The restructuring is related to the planned divestiture of Intrarosa (prasterone) and Vyleesi (bremelanotide injection) and the impact of the COVID-19 pandemic.
During its first-quarter financial reporting, Waltham, Massachusetts-based AMAG Pharmaceuticals announced company-wide restructuring and plans to cut the workforce by about 30%, or about 140 jobs.
The company reported total revenues for the quarter of $68.7 million, including $44.4 million from the sales of Feraheme and $21.8 million from Makena (hydroxyprogesterone caproate injection). The company had an operating loss of $19.6 million and an adjust EBITDA loss of $5.5 million.
The restructuring is related to the planned divestiture of Intrarosa (prasterone) and Vyleesi (bremelanotide injection) and the impact of the COVID-19 pandemic.
“We are sharpening our focus on our priorities of maximizing Feraheme’s value, retaining patient access to Makena and continuing to efficiently develop innovative therapies, namely ciraparantag,” said Scott Myers, president and chief executive officer of AMAG. “As we look to the future, it is difficult to estimate the severity and duration of the COVID-19 pandemic. We’ve seen signs of stabilization and remain confident in the underlying demand for our products; however, we cannot speculate on the subsequent speed of recovery and the overall impact on our business.”
Myers took over the company about two weeks ago, from where he ran Seattle’s Rainier Therapeutics. He replaced William Heiden, who stepped down.
“Many people have asked me: ‘Why would you join AMAG now, given the broader impact of COVID and given AMAG’s previously announced changes?” Myers said, Xconomy reported. “The last several companies that I helped lead also had a myriad of challenges spanning their entire enterprise, and we found solutions. I believe that will be the case here as well.”
The company indicated that its enrollment for the AMAG-423 Phase IIb/IIIa clinical trial had been paused due to the pandemic, as the trial is hospital-based. It had also paused initiation of new study sites. It is also working with the FDA to initiate the ciraparantag Phase IIb trial in healthy volunteers.

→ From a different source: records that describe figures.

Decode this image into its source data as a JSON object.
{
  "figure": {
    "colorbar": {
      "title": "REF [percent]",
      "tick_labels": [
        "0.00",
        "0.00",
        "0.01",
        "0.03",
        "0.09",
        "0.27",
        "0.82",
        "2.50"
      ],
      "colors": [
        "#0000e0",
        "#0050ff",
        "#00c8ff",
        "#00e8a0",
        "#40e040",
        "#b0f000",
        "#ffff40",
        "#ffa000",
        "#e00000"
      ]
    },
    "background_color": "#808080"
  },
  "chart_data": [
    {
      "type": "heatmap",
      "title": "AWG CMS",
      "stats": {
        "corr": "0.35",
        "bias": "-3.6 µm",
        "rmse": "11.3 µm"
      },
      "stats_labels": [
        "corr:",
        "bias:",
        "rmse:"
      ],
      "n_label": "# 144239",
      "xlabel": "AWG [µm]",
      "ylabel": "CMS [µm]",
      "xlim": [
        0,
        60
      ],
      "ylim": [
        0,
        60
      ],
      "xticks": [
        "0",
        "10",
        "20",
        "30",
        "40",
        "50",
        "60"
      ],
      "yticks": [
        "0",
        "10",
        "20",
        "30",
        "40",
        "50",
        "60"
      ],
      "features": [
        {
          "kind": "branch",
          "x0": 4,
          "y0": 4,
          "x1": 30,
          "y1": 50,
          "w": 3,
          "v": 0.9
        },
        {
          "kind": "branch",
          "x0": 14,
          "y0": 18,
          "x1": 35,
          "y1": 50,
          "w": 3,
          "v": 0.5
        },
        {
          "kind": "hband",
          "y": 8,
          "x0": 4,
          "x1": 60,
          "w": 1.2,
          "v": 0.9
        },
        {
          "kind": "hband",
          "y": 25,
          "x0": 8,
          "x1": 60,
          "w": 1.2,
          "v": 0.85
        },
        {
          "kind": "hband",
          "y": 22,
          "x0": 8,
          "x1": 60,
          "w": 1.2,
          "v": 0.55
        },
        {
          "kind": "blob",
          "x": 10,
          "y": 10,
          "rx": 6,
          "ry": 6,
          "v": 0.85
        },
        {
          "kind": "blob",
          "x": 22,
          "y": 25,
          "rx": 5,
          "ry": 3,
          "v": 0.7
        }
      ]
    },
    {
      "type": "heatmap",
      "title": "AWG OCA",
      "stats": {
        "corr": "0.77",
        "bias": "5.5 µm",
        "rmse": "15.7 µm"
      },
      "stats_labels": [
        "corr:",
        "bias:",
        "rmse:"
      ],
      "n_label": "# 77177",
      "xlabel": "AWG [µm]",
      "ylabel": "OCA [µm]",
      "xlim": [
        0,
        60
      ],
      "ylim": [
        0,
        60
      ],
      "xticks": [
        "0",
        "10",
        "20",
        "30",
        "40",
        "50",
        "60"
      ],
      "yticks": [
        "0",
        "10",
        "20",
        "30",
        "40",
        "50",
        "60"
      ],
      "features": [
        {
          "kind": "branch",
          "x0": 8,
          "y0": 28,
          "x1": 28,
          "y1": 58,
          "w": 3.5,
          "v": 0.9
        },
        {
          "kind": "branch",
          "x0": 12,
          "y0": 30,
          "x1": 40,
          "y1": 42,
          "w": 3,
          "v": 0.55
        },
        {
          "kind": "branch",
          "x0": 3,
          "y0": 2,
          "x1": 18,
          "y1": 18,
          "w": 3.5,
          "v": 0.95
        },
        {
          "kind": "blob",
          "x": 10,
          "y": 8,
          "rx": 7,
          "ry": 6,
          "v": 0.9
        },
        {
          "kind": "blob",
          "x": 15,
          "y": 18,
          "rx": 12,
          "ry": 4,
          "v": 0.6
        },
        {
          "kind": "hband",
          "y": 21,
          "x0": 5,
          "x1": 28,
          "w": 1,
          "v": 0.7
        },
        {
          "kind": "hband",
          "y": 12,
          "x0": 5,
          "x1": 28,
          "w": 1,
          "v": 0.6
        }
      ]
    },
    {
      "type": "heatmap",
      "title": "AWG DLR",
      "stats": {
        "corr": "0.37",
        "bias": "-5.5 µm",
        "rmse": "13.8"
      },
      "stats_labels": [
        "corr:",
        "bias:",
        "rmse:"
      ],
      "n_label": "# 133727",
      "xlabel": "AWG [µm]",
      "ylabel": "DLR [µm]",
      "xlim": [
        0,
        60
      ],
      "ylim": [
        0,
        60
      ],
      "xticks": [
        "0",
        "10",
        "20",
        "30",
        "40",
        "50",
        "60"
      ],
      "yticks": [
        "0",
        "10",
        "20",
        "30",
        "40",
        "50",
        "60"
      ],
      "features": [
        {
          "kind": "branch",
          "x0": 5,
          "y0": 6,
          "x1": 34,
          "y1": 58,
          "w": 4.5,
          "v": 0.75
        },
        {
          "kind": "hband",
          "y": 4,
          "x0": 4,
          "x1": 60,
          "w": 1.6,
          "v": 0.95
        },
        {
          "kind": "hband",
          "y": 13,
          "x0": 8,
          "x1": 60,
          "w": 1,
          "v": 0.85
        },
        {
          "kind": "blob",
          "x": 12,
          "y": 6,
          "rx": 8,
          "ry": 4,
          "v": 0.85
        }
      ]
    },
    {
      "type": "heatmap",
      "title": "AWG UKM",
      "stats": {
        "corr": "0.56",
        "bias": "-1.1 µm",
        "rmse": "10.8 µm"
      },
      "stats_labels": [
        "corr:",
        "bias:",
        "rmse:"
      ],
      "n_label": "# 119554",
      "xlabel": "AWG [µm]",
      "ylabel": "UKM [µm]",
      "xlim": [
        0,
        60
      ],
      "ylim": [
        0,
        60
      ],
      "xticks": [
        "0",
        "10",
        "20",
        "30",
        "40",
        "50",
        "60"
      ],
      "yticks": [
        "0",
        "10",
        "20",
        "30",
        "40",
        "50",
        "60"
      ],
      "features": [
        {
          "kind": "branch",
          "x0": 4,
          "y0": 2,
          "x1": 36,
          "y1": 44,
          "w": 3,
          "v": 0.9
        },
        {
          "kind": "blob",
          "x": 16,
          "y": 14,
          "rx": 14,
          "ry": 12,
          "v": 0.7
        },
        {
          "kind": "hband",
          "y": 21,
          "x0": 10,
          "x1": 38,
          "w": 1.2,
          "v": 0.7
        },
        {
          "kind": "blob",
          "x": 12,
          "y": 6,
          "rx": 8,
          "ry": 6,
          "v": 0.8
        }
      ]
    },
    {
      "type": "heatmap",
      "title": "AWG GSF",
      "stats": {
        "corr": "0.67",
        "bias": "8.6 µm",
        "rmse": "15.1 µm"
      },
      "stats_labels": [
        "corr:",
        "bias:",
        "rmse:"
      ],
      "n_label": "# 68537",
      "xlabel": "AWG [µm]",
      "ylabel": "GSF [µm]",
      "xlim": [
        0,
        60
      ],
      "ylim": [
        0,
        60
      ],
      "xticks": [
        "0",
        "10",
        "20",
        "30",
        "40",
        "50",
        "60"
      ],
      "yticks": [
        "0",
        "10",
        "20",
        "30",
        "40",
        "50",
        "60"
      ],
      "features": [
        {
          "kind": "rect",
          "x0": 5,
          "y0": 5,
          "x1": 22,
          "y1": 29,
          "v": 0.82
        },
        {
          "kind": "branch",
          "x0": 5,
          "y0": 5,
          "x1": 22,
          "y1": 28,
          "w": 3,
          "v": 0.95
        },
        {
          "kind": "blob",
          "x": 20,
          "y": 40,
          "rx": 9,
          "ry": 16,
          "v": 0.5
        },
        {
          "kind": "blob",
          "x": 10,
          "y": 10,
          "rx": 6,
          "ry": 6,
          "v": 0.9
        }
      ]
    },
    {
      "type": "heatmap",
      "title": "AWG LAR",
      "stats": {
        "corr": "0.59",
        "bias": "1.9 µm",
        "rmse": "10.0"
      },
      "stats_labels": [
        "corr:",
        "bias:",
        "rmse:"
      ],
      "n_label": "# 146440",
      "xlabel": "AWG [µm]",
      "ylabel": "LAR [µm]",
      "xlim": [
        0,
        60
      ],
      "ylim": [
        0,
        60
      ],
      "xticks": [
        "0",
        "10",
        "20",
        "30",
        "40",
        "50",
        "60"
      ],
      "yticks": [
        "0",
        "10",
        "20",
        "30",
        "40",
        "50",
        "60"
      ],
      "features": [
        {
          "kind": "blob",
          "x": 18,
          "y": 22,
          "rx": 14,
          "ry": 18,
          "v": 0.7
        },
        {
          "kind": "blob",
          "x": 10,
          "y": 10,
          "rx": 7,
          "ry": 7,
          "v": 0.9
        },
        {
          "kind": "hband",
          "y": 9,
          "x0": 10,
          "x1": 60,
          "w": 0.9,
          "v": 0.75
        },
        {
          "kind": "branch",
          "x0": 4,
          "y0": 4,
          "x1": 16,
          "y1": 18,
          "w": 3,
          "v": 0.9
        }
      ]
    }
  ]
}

One of the drugs AMAG is holding onto is Makenda, a weekly injection of hydroxyprogesterone caproate designed to decrease the risk of preterm birth for pregnant women with a history of spontaneous preterm birth. In October 2019, an FDA advisory committee voted 9-7 recommending the agency withdraw approval based on data suggesting the drug is not effective. When the FDA plans to make a decision on the drug is unclear. Myers indicated that the agency said scheduling a meeting on the subject would be “premature.”
The other drug, Feraheme, is an infusion for iron deficiency anemia in adults with chronic kidney disease.
Total costs and expenses decreased in the quarter by $105.3 million to $88.2 million compared to the first quarter of 2019. As of March 31, 2020, the company reported $124.7 million in cash and investments, with $320 million in long-term debt.
“Based upon the extraordinary dynamics across the industry due to the COVID-19 pandemic, we have decided to withdraw our 2020 financial guidance,” said Ted Myles, AMAG’s chief financial officer and chief operating officer. “We remain committed to our previously stated goal of reducing total operating expenses by more than $100 million in 2020, as compared to 2019, and we are on track to achieve this objective. Furthermore, we continue to strive towards returning to profitability this year. The work force reduction that we announced today is an important step towards achieving these corporate objectives. While it was a difficult decision, we believe the organization is now the right size to support our long-term goals. We’d like to thank our colleagues who are leaving AMAG for their many contributions to our organizations.”